It is recognized that it is mathematically impossible to satisfy all common fairness definitions at the same time. There are numerous studies illustrating this and we refer the reader to the following: [[Kleinberg et al., 2016]](https://arxiv.org/pdf/1609.05807.pdf)  and [[Chouldechova, 2017]](https://arxiv.org/pdf/1610.07524.pdf). For a specific problem, we therefore have to choose an dapted definition of fairness. 

There is no easy way of doing this. Ideally,deciding which definition to use must be done in accordance with governance structures. In practice there is little guidance and this is decided on a case-by-case basis and through best practice in specific indutries. 



[This 2019 paper](https://arxiv.org/pdf/1912.06883.pdf) from Binns also looks at the apparent conflict between individual and group fairness on a more conceptual level. 

Individual concepts of fairness have limited applicability in practice and are rarely used. Indeed, leaving out protected attributes is often not enough (Fairness through Unawareness) because of the presence of proxies in the data, and the two other methods can be difficult to implement: it is not easy to come up and agree on a similarity measure between individuals for Fairness Through Awareness, and similarly to construct a causal graph for Counterfactual Fairness, especially as the number of features increases.

In the group fairness space, the debate is between using an Equality of Outcome or Equality of Opportunity approach. The paper by [Friedler et al., 2016](https://arxiv.org/pdf/1609.07236.pdf?source=post_page%2D%2D%2D%2D%2D%2D%2D%2D%2D%2D%2D%2D%2D%2D%2D%2D%2D%2D%2D%2D%2D%2D%2D%2D%2D%2D-) gives an interesting perspective. It introduces the concept of "worldviews" and states that there are two worldviews that dictates the concept of fairness to be used.

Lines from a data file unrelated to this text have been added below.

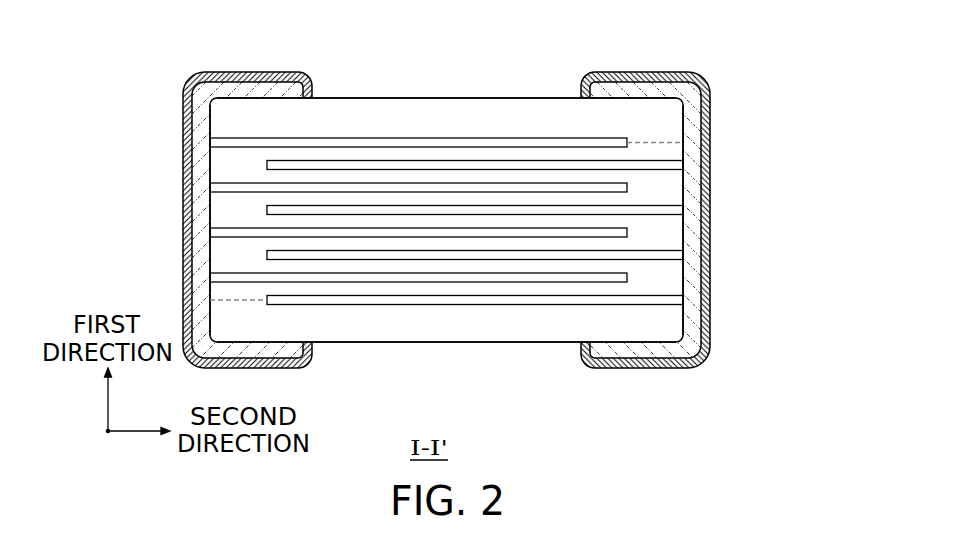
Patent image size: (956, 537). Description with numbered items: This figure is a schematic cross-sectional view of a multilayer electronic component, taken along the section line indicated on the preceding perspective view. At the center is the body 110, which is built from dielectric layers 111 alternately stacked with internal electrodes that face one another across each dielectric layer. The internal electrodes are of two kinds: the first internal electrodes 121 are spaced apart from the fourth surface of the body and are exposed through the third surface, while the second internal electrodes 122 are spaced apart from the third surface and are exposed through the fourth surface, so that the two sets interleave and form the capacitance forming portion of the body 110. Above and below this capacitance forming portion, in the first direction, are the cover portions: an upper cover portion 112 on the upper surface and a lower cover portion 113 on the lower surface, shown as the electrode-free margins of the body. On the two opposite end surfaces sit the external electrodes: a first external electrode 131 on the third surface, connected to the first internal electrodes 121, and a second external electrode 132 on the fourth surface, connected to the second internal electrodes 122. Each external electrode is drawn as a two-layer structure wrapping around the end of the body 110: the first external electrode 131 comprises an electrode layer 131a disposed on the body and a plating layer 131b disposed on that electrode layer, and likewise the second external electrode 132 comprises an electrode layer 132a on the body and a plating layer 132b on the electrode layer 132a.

The body 110 is at (380, 98).
The dielectric layer 111 is at (333, 172).
The upper cover portion 112 is at (452, 115).
The lower cover portion 113 is at (363, 325).
The first internal electrode 121 is at (512, 140).
The second internal electrode 122 is at (572, 165).
The first external electrode 131 is at (172, 220).
The electrode layer 131a is at (188, 150).
The plating layer 131b is at (200, 170).
The second external electrode 132 is at (723, 220).
The electrode layer 132a is at (697, 125).
The plating layer 132b is at (704, 150).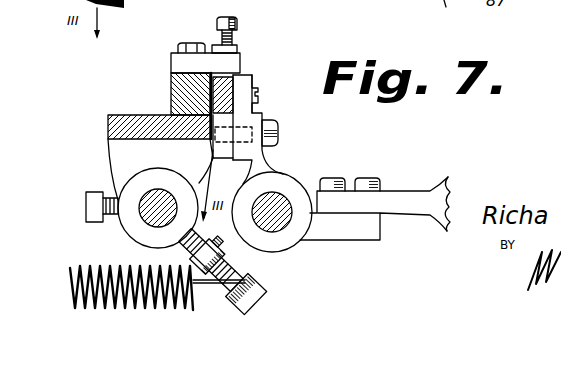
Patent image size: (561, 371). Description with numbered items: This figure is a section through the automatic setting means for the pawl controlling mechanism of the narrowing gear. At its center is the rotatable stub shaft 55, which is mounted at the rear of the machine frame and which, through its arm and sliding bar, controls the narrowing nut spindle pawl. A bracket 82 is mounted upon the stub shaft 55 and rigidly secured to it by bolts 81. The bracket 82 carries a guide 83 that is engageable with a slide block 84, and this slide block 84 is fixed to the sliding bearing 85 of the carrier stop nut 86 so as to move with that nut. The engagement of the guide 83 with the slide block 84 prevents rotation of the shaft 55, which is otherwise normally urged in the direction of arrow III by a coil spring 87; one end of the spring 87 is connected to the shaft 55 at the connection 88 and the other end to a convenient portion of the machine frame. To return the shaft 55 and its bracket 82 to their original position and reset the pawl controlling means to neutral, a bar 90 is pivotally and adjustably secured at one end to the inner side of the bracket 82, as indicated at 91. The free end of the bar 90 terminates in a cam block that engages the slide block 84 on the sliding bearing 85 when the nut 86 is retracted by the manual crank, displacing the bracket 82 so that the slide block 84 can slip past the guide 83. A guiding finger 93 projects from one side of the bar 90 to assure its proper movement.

The stub shaft 55 is at (156, 216).
The bolts 81 is at (86, 204).
The bracket 82 is at (118, 152).
The guide 83 is at (171, 84).
The slide block 84 is at (222, 148).
The sliding bearing 85 is at (280, 182).
The carrier stop nut 86 is at (416, 197).
The coil spring 87 is at (98, 268).
The spring connection to shaft 88 is at (222, 270).
The bar 90 is at (228, 88).
The pivotal adjustable securing means 91 is at (233, 62).
The guiding finger 93 is at (246, 105).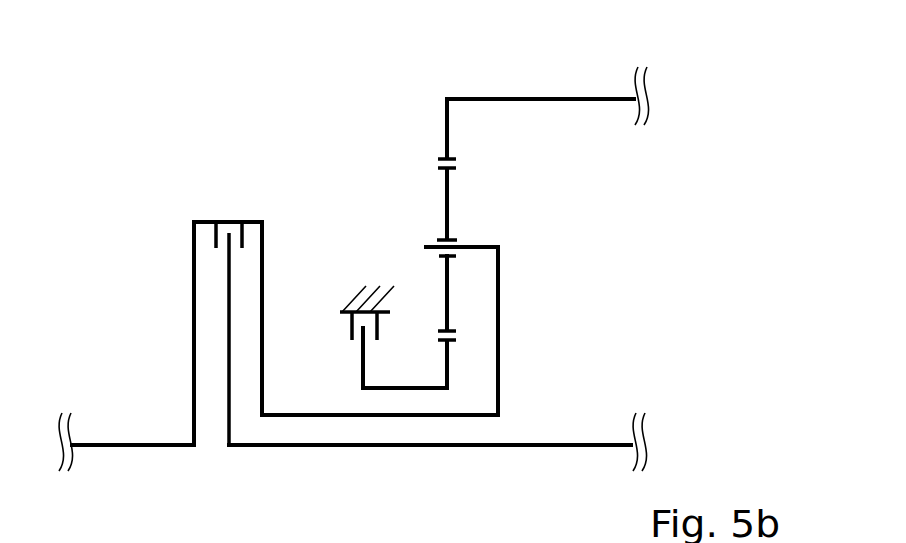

Before presenting these wordlview, we need to present their idea of an "observed space" and "construct space". The "observed space" contain the actual observable features of the individuals that we have at hands to make a dieision, but that may contain biases. The "construct space" is an hypothetical ideal and unobservable space that contain the *true features* of each inividuals, once the observable space is freed from all biases. 

The figure below present the observed space (with Black and White individuals separated by a line as an illustration) and construct space.

![](img/cheatsheet_img4.png)

The two worldviews are:
- Worldview "What you see is what you get" (WYSIWYG). This states that the observed space is essentially the same as the construct space, hence individuals can be directly compared using the observed features and labels. This re-joins the concept of Fairness Through Awareness, but also the Equality of Opportunity definitions of fairness where we just seek for the model to be equally accurate or inaccurate for all groups. 
- Worldview "We're all equal" (WAE).  Here we assume that the observed space is not a good measure of the construct space as there exists structural bias. This re-joins the concept of Equaility of Outcome. 

The paper illustrates these two wordview using the SAT example:
- "Worldview says that the score correlates well with future success and there is a way to use the score to correctly compare the abilities of applicants". -> use equality of opportunity metrics such as Average Odds Difference. 
- "Worldview says that the SAT score may contain structural biases so its distribution being different across groups should not be mistaken for a difference in distribution in ability." -> use equality of outcome metrics such as Disparate Impact.